Had bloods done this morning ready for round 2 on thursday - yikes, here we go again!!
Karen xx
If anyone is really bored and wants to listen to music to take their mind off things!! I recorded a concert singing with the BBC concert orchestra for Radio 2 ‘Friday night is music night’ in January before all this cancer stuff!! They repeated the concert on Friday and it is still available on BBC iplayer! It’s the ronnie scotts concert on there. Anyway, it may cheer you up! Am alot fatter and more miserable and with less hair than i was then though ! Oh well!
wooooooow, you sound amazing!
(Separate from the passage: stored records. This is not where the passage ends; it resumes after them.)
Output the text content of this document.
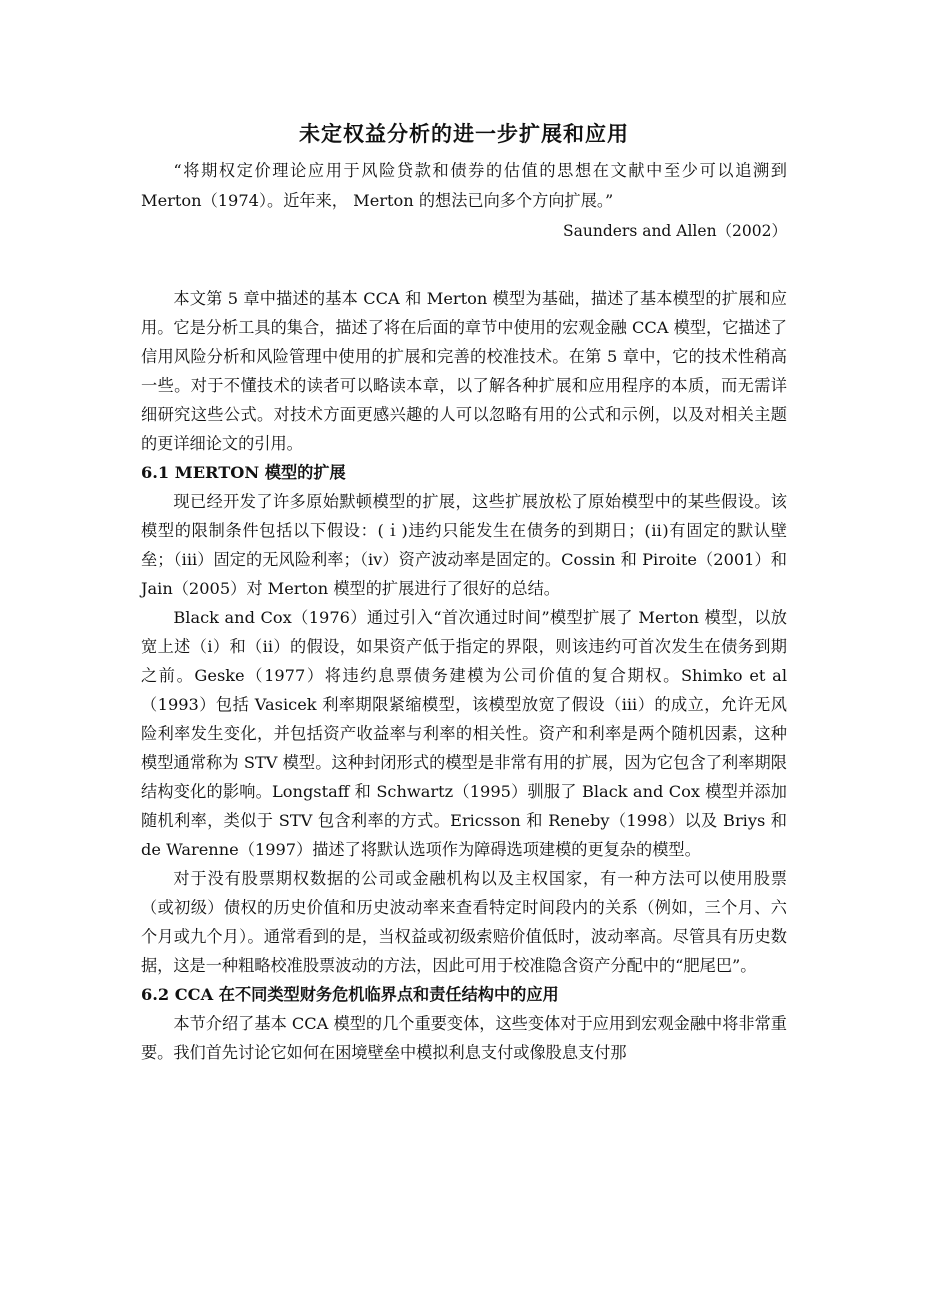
未定权益分析的进一步扩展和应用

“将期权定价理论应用于风险贷款和债券的估值的思想在文献中至少可以追溯到 Merton（1974）。近年来， Merton 的想法已向多个方向扩展。”

Saunders and Allen（2002）

本文第 5 章中描述的基本 CCA 和 Merton 模型为基础，描述了基本模型的扩展和应用。它是分析工具的集合，描述了将在后面的章节中使用的宏观金融 CCA 模型，它描述了信用风险分析和风险管理中使用的扩展和完善的校准技术。在第 5 章中，它的技术性稍高一些。对于不懂技术的读者可以略读本章，以了解各种扩展和应用程序的本质，而无需详细研究这些公式。对技术方面更感兴趣的人可以忽略有用的公式和示例，以及对相关主题的更详细论文的引用。

6.1 MERTON 模型的扩展

现已经开发了许多原始默顿模型的扩展，这些扩展放松了原始模型中的某些假设。该模型的限制条件包括以下假设：(ｉ)违约只能发生在债务的到期日；(ⅱ)有固定的默认壁垒；（iii）固定的无风险利率；（iv）资产波动率是固定的。Cossin 和 Piroite（2001）和 Jain（2005）对 Merton 模型的扩展进行了很好的总结。

Black and Cox（1976）通过引入“首次通过时间”模型扩展了 Merton 模型，以放宽上述（i）和（ii）的假设，如果资产低于指定的界限，则该违约可首次发生在债务到期之前。Geske（1977）将违约息票债务建模为公司价值的复合期权。Shimko et al（1993）包括 Vasicek 利率期限紧缩模型，该模型放宽了假设（iii）的成立，允许无风险利率发生变化，并包括资产收益率与利率的相关性。资产和利率是两个随机因素，这种模型通常称为 STV 模型。这种封闭形式的模型是非常有用的扩展，因为它包含了利率期限结构变化的影响。Longstaff 和 Schwartz（1995）驯服了 Black and Cox 模型并添加随机利率，类似于 STV 包含利率的方式。Ericsson 和 Reneby（1998）以及 Briys 和 de Warenne（1997）描述了将默认选项作为障碍选项建模的更复杂的模型。

对于没有股票期权数据的公司或金融机构以及主权国家，有一种方法可以使用股票（或初级）债权的历史价值和历史波动率来查看特定时间段内的关系（例如，三个月、六个月或九个月）。通常看到的是，当权益或初级索赔价值低时，波动率高。尽管具有历史数据，这是一种粗略校准股票波动的方法，因此可用于校准隐含资产分配中的“肥尾巴”。

6.2 CCA 在不同类型财务危机临界点和责任结构中的应用

本节介绍了基本 CCA 模型的几个重要变体，这些变体对于应用到宏观金融中将非常重要。我们首先讨论它如何在困境壁垒中模拟利息支付或像股息支付那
Id love to be able to sing, thats incredible!
Its sad that we cant do the things that we love right now but its only for now. my chemo is due to finish 9th dec, im telling them picc line out then i am sneaking a few martial arts lessons in before surgery. We will get back doing the things we love soon!
Let us know when you are back there performing and i will surely get my ticket to come see you.
well done you
anna
breakfast - dry stir fried veg with poached egg - glass of fruit juice. Very healthy (yes I do have odd breakfasts)
lunch - smoked salmon sandwich - not too bad
3pm - entire pepperoni pizza with baked beans! I sort of forgot I’d already eaten lunch. How did that happen?
dinner - nothing - can’t justify it after an entire pizza during the afternoon. Might stretch to an apple.
evening - glass of wine to celebrate my good week.
Who am I kidding on this healthy eating business?
You gotta laugh at us and our crazy eating. My OH who hates food and is stick thin is struggling to hold his breath when he sees what I eat - I think I’m due to seriously get it in the neck from him the moment I finish chemo - he’s being very good at being supportive and not nagging about my dreadful diet at present - bless him.
well we’ve got to do something to keep ourselves amused.
hi, im just laughing to myself, i do this. I eat healthy, fresh fruit, veg etc, then reward myself with some junk! I crave carbs, i have never eaten so much! Im not sure how realistic i am being about getting fit after chemo, its gonna be a long haul, i was painting the hall, stairs and landing today and was sweating! Maybe start a post chemo fitness thread off when the time comes, to shame me back into it!